No doubt for some of you this will be a controversial thing to say.  How shocking to support Spiridonova, who can't get through a beam routine without hopping to the ground, and whose tumbles are so basic!  She will never win anything!  She certainly doesn't have the greatest record or reliability and her difficulty on vault and floor leaves a lot to be desired.  But what I am speaking of is a different way of judging gymnastics (as opposed to evaluating it), a different paradigm entirely.  A perspective, an added dimension that tragically has been lost to the sport.  

So, it may be perfectly obvious, I found much of the Glasgow women's competition unwatchable, including much of the Russians' work, especially when they were falling all over the place.  A distorted and mangled crazy spectacle of muscled contortions and ungainly flights.   If I wanted to watch acro I would choose an Acrobatic Gymnastics competition, where the form and execution is miles better and where they don't attempt to pretend that they are performing.  Don't tell me about gymnasts who are attempting to recapture elegance in their work through incorporating leaps and turns in place of tumbles.  Gymnastics is supposed to combine elegance and innovation, not be a watered down shadow of itself and such attempts are merely a superficial nod in the direction of artistry.  They do not capture the magnificence of artistic gymnastics at its best, and invariably focus mainly on floor, without considering the other apparatus.  The phenomenon of virtuosity, a character of work that made a gymnast unique and recognisable across all four apparatus, has largely been lost.  This is about more than toe point and leg line or indeed anything that can be put into words or listed systematically in a Code of Points.  You can't make a scribble into a straight line without losing some meaning along the way.

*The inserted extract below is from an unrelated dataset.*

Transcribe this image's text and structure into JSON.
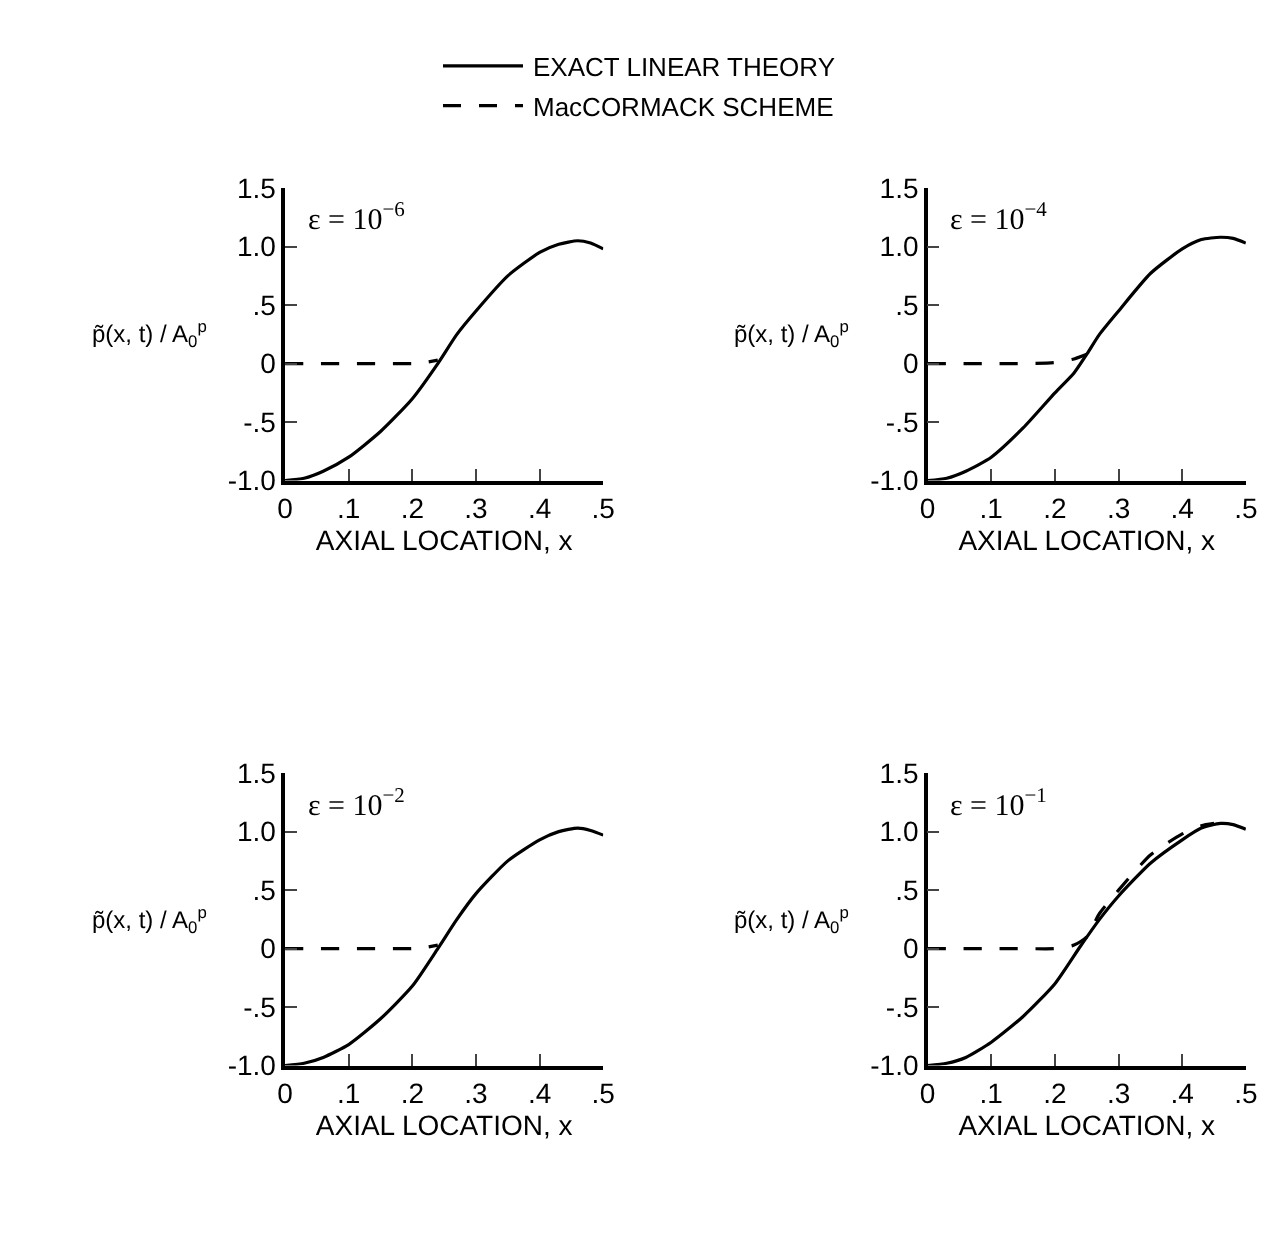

Yes, there were also too many falls.  There are too many injuries everywhere.  All of these things are the consequence of a Code that values D score too highly, that attempts to measure rather than judge execution, that puts administration above artistry and values political correctness above creativity.  That misunderstands what bias and objectivity are and plants its own value judgements as absolute without considering a wider frame of reference.

So that's why I say - look again at Spiridonova and value her for the aesthetic of her work as well as for her difficulty and execution.  She is no Ilienko, but there are nascent qualities that come from the training.  In perhaps more concrete terms, closer to the way that some of you think today, value her as a gymnast of strong mentality, the only gymnast of her generation to survive and thrive in Russia's current team environment.  Who else but Spiridonova has consistently contributed to the team's medal count since 2012?  Only the veterans of London, and they will probably retire post Rio.  Tutkhalyan and Kharenkova have potential, but the team's spirit needs lifting if they are to produce extraordinary results.  Gold would make all the difference, and at present Spiridonova is the only 'new' Russian who looks to have the strength of will and confidence to lead the way.  They may well need her in Rio - for more than just the countable things.